CHRIS WALLACE, "FOX NEWS SUNDAY" MODERATOR: Do you agree with that, Senator Feinstein, that she needs to testify first, as an -- and have you been assured she will testify, though it has been 3 1/2 months since Benghazi and she still has never really answered questions, about Benghazi, her role before, during, after the attack? Do you have reason to believe she'll testify as secretary?
SEN. DIANNE FEINSTEIN (D-CALIFORNIA): She has said she will and I believe she will. You know, she's had a very real accident and she's recovering from it, and, she will be back. I gather, her first day, of work may well be next week. So, I think that's good news.

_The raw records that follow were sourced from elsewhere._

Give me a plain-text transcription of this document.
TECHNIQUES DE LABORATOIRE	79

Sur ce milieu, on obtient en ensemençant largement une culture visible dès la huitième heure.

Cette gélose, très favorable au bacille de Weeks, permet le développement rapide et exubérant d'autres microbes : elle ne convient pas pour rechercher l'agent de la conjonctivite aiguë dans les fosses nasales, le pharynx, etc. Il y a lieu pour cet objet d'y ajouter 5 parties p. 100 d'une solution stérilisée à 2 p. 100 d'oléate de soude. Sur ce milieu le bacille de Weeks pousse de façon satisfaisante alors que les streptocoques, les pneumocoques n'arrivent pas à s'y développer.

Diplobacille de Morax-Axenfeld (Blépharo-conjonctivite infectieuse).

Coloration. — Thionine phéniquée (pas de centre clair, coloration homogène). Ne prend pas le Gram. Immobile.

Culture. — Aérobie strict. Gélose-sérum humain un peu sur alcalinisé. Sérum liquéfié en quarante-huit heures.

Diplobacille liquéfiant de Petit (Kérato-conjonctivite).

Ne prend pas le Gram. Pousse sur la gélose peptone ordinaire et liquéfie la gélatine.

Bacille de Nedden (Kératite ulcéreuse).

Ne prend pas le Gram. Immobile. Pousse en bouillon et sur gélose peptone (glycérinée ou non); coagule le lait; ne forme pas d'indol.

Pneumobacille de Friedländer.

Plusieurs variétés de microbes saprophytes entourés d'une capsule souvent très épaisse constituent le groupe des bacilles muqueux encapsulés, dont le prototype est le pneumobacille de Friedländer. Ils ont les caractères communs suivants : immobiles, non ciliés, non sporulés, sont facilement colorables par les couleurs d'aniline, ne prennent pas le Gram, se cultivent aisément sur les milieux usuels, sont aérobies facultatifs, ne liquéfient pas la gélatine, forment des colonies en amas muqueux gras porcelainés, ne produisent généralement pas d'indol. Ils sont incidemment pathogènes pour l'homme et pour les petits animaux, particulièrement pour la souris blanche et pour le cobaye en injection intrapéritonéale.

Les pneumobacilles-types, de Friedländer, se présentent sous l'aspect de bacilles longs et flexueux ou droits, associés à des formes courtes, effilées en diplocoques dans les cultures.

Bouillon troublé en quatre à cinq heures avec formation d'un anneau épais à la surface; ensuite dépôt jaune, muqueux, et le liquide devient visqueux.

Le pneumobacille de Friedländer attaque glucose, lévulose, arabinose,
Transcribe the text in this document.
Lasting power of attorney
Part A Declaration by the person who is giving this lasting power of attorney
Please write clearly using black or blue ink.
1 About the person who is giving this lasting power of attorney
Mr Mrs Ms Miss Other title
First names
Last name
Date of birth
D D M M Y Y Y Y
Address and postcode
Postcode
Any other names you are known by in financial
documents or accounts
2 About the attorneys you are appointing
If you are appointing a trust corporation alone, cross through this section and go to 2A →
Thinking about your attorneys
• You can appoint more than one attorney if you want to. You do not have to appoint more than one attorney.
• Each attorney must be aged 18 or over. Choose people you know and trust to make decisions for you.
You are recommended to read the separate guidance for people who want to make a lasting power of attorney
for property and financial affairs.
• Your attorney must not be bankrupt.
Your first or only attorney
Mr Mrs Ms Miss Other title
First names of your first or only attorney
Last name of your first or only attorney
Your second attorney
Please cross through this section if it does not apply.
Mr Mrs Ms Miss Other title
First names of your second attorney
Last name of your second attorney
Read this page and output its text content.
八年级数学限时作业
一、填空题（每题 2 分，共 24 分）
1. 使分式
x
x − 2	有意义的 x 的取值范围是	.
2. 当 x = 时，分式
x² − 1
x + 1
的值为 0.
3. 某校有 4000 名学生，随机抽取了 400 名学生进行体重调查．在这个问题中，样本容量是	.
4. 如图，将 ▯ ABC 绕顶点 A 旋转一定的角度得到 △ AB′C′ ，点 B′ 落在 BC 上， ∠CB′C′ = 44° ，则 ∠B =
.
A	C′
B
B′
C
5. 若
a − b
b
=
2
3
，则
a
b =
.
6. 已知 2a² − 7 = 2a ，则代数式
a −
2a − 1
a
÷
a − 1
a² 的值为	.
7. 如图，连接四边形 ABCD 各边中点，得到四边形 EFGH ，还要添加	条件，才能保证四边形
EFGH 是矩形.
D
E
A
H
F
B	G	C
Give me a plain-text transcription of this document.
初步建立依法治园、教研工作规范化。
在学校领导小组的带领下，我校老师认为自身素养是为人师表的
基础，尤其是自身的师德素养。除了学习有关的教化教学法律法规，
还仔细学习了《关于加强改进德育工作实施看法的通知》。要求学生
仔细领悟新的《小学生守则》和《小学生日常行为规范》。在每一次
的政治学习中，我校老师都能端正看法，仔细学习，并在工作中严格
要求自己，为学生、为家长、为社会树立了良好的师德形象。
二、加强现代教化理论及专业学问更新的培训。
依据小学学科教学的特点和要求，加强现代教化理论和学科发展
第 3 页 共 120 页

Having said that, I think Benghazi is a real learning -- very hard learning example for us. Our part of it, the Intelligence Committee's part of it is the intelligence. And, I have gone through the intelligence and there were two full binders of intelligence and there was a great deal of intelligence that would indicate that something well could happen. It wasn't tactical, it didn't say, on September 11th you can expect x, y or z. But there was enough to know that there were problems in the area.
There were also attacks, prior attacks, British ambassador, the Red Cross, prior attack on the mission, et cetera. So, we had reason to believe that there was a problem there.
As Lindsey pointed out, the problem was, the right people apparently either didn't make the decision, or, didn't analyze the intelligence, because I think if you looked at the intelligence, you would have substantially beefed up the security in that particular mission, in Benghazi. And, it didn't happen, sufficiently. We lost four people, a bright ambassador.
Additionally, the mission didn't have those basic things, gas masks, fire extinguishers, appropriate cameras that could do what cameras can do today.
So, we have learned this. I think it's up to the State Department. It's up to us to provide the money -- here we go again -- and up to the State Department, to make the changes that are necessary.